Care must be taken in the operation of the incinerator to ensure that its operative temperature does not rise excessively either because a large amount of volatiles is fed or because of the nature of the waste burned. Structural failure can occur because of excessive temperature, or, over time, because of corrosion. The scrubber must also be periodically inspected for signs of corrosion which can occur because of contact with acids, and the scrubber system must be maintained regularly to ensure proper functioning.
Low-lying land or a depression in land is often used as a dump for waste materials until it becomes level with the surrounding land. The waste is then levelled, covered with earth and rolled hard. The land is then used for buildings or other purposes.
For satisfactory landfill operation, the site must be selected with due regard to the proximity of pipelines, sewer lines, power lines, oil and gas wells, mines and other hazards. The waste must then be mixed with earth and evenly spread out in the depression or a wide trench. Each layer must be mechanically compacted before the next layer is added.
A 50 cm layer of earth is typically laid over the waste and compacted, leaving sufficient vents in the soil for the escape of gas that is produced by biological activity in the waste. Attention must also be paid to proper drainage of the landfill area.
Depending on the various constituents of waste material, it may at times ignite within the landfill. Each such area must, therefore, be properly fenced off and continued surveillance maintained until the chances of ignition appear to be remote. Arrangements must also be made for extinguishing any fire that may break out in the waste within the landfill.
Some trials have been made for reusing polymers as mulch (loose material for protecting the roots of plants) by chopping the waste into small shreds or granules. When so used, it degrades very slowly. Its effect on the soil is, therefore, purely physical. This method has, however, not been used widely.
Open burning of waste causes pollution of the atmosphere and is hazardous in as much as there is a chance of the fire getting out of control and spreading to the surrounding property or areas. Also, there is a chance of explosion from containers, and there is a possibility of harmful physiological effects of radioactive materials that may be contained in the waste. This method of disposal has been banned in some countries. It is not a desirable method and should be discouraged.
Recovery of certain compounds, by distillation of the products given out during pyrolysis (decomposition by heating) of polymers and organic substances, is possible, but not yet widely adopted.

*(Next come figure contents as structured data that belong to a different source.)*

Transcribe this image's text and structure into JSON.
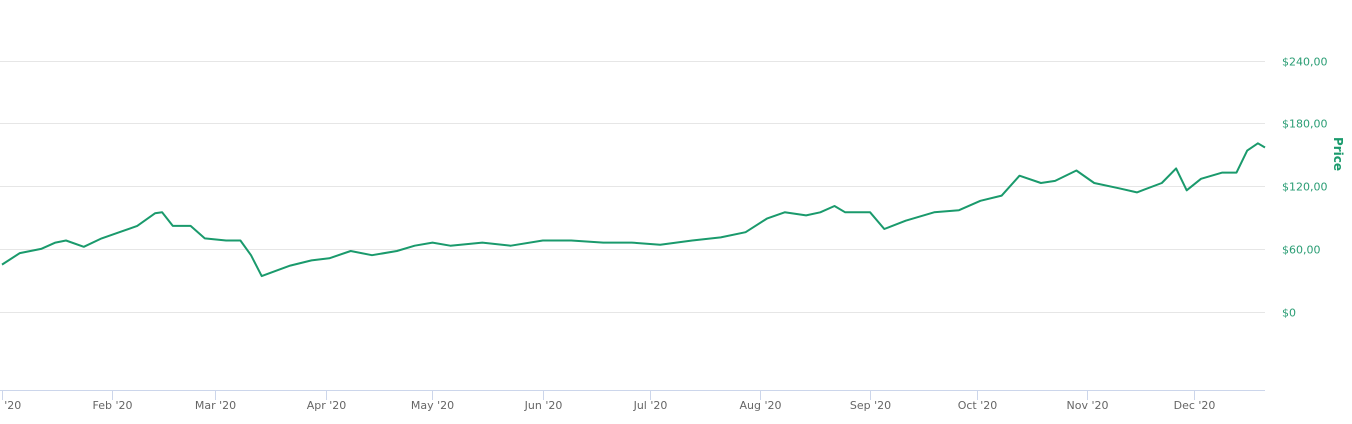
{
  "chart_data": {
    "type": "line",
    "title": "",
    "xlabel": "",
    "ylabel": "Price",
    "ylim": [
      -75,
      300
    ],
    "xlim": [
      "2020-01-01",
      "2020-12-21"
    ],
    "grid": true,
    "legend": "none",
    "line_color": "#1a9a6c",
    "y_ticks": [
      {
        "value": 0,
        "label": "$0"
      },
      {
        "value": 60,
        "label": "$60,00"
      },
      {
        "value": 120,
        "label": "$120,00"
      },
      {
        "value": 180,
        "label": "$180,00"
      },
      {
        "value": 240,
        "label": "$240,00"
      }
    ],
    "x_ticks": [
      {
        "date": "2020-01-01",
        "label": "Jan '20"
      },
      {
        "date": "2020-02-01",
        "label": "Feb '20"
      },
      {
        "date": "2020-03-01",
        "label": "Mar '20"
      },
      {
        "date": "2020-04-01",
        "label": "Apr '20"
      },
      {
        "date": "2020-05-01",
        "label": "May '20"
      },
      {
        "date": "2020-06-01",
        "label": "Jun '20"
      },
      {
        "date": "2020-07-01",
        "label": "Jul '20"
      },
      {
        "date": "2020-08-01",
        "label": "Aug '20"
      },
      {
        "date": "2020-09-01",
        "label": "Sep '20"
      },
      {
        "date": "2020-10-01",
        "label": "Oct '20"
      },
      {
        "date": "2020-11-01",
        "label": "Nov '20"
      },
      {
        "date": "2020-12-01",
        "label": "Dec '20"
      }
    ],
    "series": [
      {
        "x": [
          "2020-01-01",
          "2020-01-06",
          "2020-01-12",
          "2020-01-16",
          "2020-01-19",
          "2020-01-24",
          "2020-01-29",
          "2020-02-03",
          "2020-02-08",
          "2020-02-13",
          "2020-02-15",
          "2020-02-18",
          "2020-02-23",
          "2020-02-27",
          "2020-03-04",
          "2020-03-08",
          "2020-03-11",
          "2020-03-14",
          "2020-03-18",
          "2020-03-22",
          "2020-03-28",
          "2020-04-02",
          "2020-04-08",
          "2020-04-14",
          "2020-04-21",
          "2020-04-26",
          "2020-05-01",
          "2020-05-06",
          "2020-05-15",
          "2020-05-23",
          "2020-06-01",
          "2020-06-09",
          "2020-06-18",
          "2020-06-26",
          "2020-07-04",
          "2020-07-13",
          "2020-07-21",
          "2020-07-28",
          "2020-08-03",
          "2020-08-08",
          "2020-08-14",
          "2020-08-18",
          "2020-08-22",
          "2020-08-25",
          "2020-09-01",
          "2020-09-05",
          "2020-09-11",
          "2020-09-19",
          "2020-09-26",
          "2020-10-02",
          "2020-10-08",
          "2020-10-13",
          "2020-10-19",
          "2020-10-23",
          "2020-10-29",
          "2020-11-03",
          "2020-11-10",
          "2020-11-15",
          "2020-11-22",
          "2020-11-26",
          "2020-11-29",
          "2020-12-03",
          "2020-12-09",
          "2020-12-13",
          "2020-12-16",
          "2020-12-19",
          "2020-12-21"
        ],
        "y": [
          45,
          56,
          60,
          66,
          68,
          62,
          70,
          76,
          82,
          94,
          95,
          82,
          82,
          70,
          68,
          68,
          54,
          34,
          39,
          44,
          49,
          51,
          58,
          54,
          58,
          63,
          66,
          63,
          66,
          63,
          68,
          68,
          66,
          66,
          64,
          68,
          71,
          76,
          89,
          95,
          92,
          95,
          101,
          95,
          95,
          79,
          87,
          95,
          97,
          106,
          111,
          130,
          123,
          125,
          135,
          123,
          118,
          114,
          123,
          137,
          116,
          127,
          133,
          133,
          154,
          161,
          157
        ]
      }
    ]
  }
}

Disposal through contractors
This is probably the most convenient method. It is important that only reliable contractors who are knowledgeable and experienced in the disposal of industrial waste and hazardous materials are selected for the job. Hazardous materials must be carefully segregated and disposed of separately.

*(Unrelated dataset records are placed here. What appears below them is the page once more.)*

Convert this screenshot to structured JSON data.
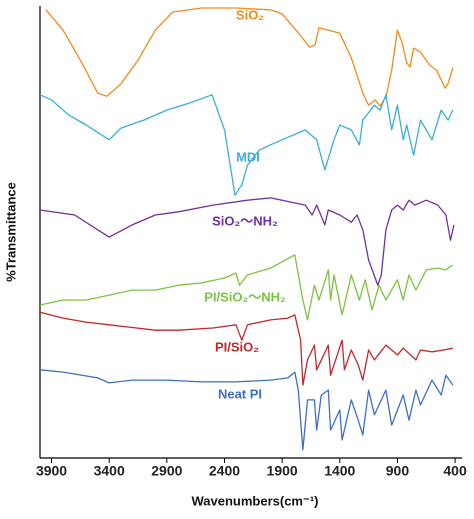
{
  "chart_data": {
    "type": "line",
    "x_label": "Wavenumbers(cm⁻¹)",
    "y_label": "%Transmittance",
    "xlim": [
      4000,
      340
    ],
    "xticks": [
      3900,
      3400,
      2900,
      2400,
      1900,
      1400,
      900,
      400
    ],
    "ylim": [
      0,
      100
    ],
    "series": [
      {
        "name": "SiO₂",
        "color": "#f28a1e",
        "x": [
          3950,
          3800,
          3650,
          3500,
          3420,
          3300,
          3150,
          3000,
          2850,
          2600,
          2300,
          2000,
          1900,
          1750,
          1660,
          1615,
          1580,
          1500,
          1400,
          1300,
          1200,
          1150,
          1094,
          1050,
          1000,
          950,
          900,
          860,
          820,
          790,
          760,
          700,
          620,
          560,
          487,
          460,
          420
        ],
        "values": [
          99.6,
          95.1,
          88.4,
          81.1,
          80.4,
          83.1,
          88.4,
          95.1,
          99.1,
          100,
          100,
          99.6,
          98.7,
          94.2,
          91.3,
          91.8,
          95.6,
          95.1,
          94.4,
          88.9,
          81.1,
          78.4,
          79.6,
          78.2,
          80.2,
          86.2,
          95.1,
          92.4,
          87.8,
          86.9,
          91.1,
          90.2,
          87.3,
          86.2,
          82.2,
          83.3,
          86.7
        ]
      },
      {
        "name": "MDI",
        "color": "#3aaed8",
        "x": [
          4000,
          3900,
          3750,
          3600,
          3400,
          3300,
          3100,
          2900,
          2700,
          2508,
          2400,
          2350,
          2309,
          2250,
          2200,
          2100,
          2000,
          1900,
          1800,
          1700,
          1600,
          1530,
          1450,
          1400,
          1300,
          1230,
          1200,
          1100,
          1050,
          1000,
          950,
          900,
          850,
          820,
          760,
          700,
          650,
          600,
          520,
          460,
          420
        ],
        "values": [
          80.7,
          79.6,
          76.2,
          74,
          70.7,
          73.3,
          75.1,
          77.3,
          78.9,
          80.7,
          72.9,
          65.1,
          58.4,
          60.7,
          65.1,
          68.4,
          69.6,
          70.7,
          71.8,
          72.9,
          70.7,
          64,
          70.7,
          74,
          72.9,
          69.6,
          75.1,
          78.4,
          77.3,
          80.7,
          72.9,
          78.4,
          70.7,
          74,
          67.3,
          75.1,
          72.9,
          70.7,
          77.3,
          75.1,
          77.3
        ]
      },
      {
        "name": "SiO₂～NH₂",
        "color": "#7030a0",
        "x": [
          4000,
          3700,
          3500,
          3400,
          3200,
          3000,
          2800,
          2500,
          2200,
          2000,
          1900,
          1700,
          1640,
          1600,
          1530,
          1500,
          1400,
          1300,
          1250,
          1200,
          1150,
          1070,
          1040,
          1000,
          950,
          900,
          850,
          800,
          750,
          650,
          550,
          480,
          440,
          410
        ],
        "values": [
          55.1,
          54,
          50.7,
          49.1,
          51.8,
          54,
          54.7,
          56.2,
          57.3,
          57.8,
          57.3,
          56.2,
          54,
          56.2,
          51.8,
          55.1,
          54,
          52.4,
          54,
          50.7,
          44,
          38.4,
          40.7,
          50.7,
          55.1,
          56.2,
          55.1,
          57.3,
          56.2,
          57.3,
          56.2,
          54,
          48.4,
          51.8
        ]
      },
      {
        "name": "PI/SiO₂～NH₂",
        "color": "#7dc242",
        "x": [
          4000,
          3800,
          3600,
          3400,
          3200,
          3000,
          2800,
          2600,
          2400,
          2300,
          2270,
          2200,
          2000,
          1900,
          1790,
          1720,
          1680,
          1620,
          1580,
          1500,
          1480,
          1450,
          1380,
          1300,
          1230,
          1180,
          1120,
          1060,
          1000,
          900,
          850,
          800,
          740,
          650,
          550,
          480,
          420
        ],
        "values": [
          34,
          35.1,
          35.1,
          36.2,
          37.3,
          37.3,
          38.4,
          38.9,
          40,
          41.1,
          38.4,
          40.7,
          42.2,
          43.6,
          45.1,
          35.1,
          30.7,
          38.4,
          35.1,
          41.8,
          35.1,
          40.7,
          31.8,
          40.7,
          35.1,
          39.6,
          32.9,
          38.4,
          35.1,
          39.6,
          35.1,
          40.7,
          37.3,
          41.8,
          42.2,
          41.8,
          42.9
        ]
      },
      {
        "name": "PI/SiO₂",
        "color": "#c0282d",
        "x": [
          4000,
          3800,
          3600,
          3400,
          3000,
          2800,
          2500,
          2300,
          2250,
          2200,
          2000,
          1850,
          1790,
          1740,
          1720,
          1680,
          1620,
          1600,
          1500,
          1480,
          1380,
          1360,
          1300,
          1240,
          1200,
          1150,
          1100,
          1000,
          900,
          850,
          740,
          700,
          600,
          500,
          420
        ],
        "values": [
          32.4,
          31.1,
          30.2,
          29.6,
          28.4,
          28.4,
          28.9,
          29.6,
          26.2,
          29.6,
          30.7,
          31.1,
          31.8,
          26.2,
          16.2,
          21.8,
          25.1,
          19.6,
          25.1,
          18.4,
          26.2,
          19.6,
          24,
          20.7,
          17.3,
          24,
          21.8,
          25.1,
          22.9,
          24.4,
          21.8,
          24,
          23.6,
          24,
          24.4
        ]
      },
      {
        "name": "Neat PI",
        "color": "#3f6fc4",
        "x": [
          4000,
          3800,
          3500,
          3400,
          3200,
          2900,
          2600,
          2300,
          2000,
          1850,
          1790,
          1760,
          1740,
          1720,
          1680,
          1620,
          1600,
          1560,
          1500,
          1480,
          1400,
          1380,
          1300,
          1240,
          1200,
          1150,
          1100,
          1000,
          950,
          850,
          800,
          740,
          700,
          600,
          520,
          480,
          420
        ],
        "values": [
          19.6,
          19.1,
          17.8,
          16.7,
          17.3,
          17.3,
          16.9,
          16.9,
          17.3,
          17.8,
          19.1,
          15.1,
          8.4,
          1.8,
          12.9,
          12.9,
          6.2,
          14,
          15.1,
          6.2,
          10.7,
          4,
          12.9,
          8.4,
          5.1,
          15.1,
          9.6,
          15.1,
          7.3,
          14,
          8.4,
          15.1,
          11.8,
          17.3,
          14,
          18.4,
          16.2
        ]
      }
    ]
  }
}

Specific classes of materials
Specific examples of the types of hazardous materials that are often found in today’s industry include: (1) combustible and reactive metals, such as magnesium, potassium, lithium, sodium, titanium and zirconium; (2) combustible refuse; (3) drying oils; (4) flammable liquids and waste solvents; (5) oxidizing materials (liquids and solids); and (6) radioactive materials. These materials require special handling and precautions that must be carefully studied. For more details on identification of hazardous materials and hazards of industrial materials, the following publications may be consulted: Fire Protection Handbook (Cote 1991) and Sax’s Dangerous Properties of Industrial Materials (Lewis 1979).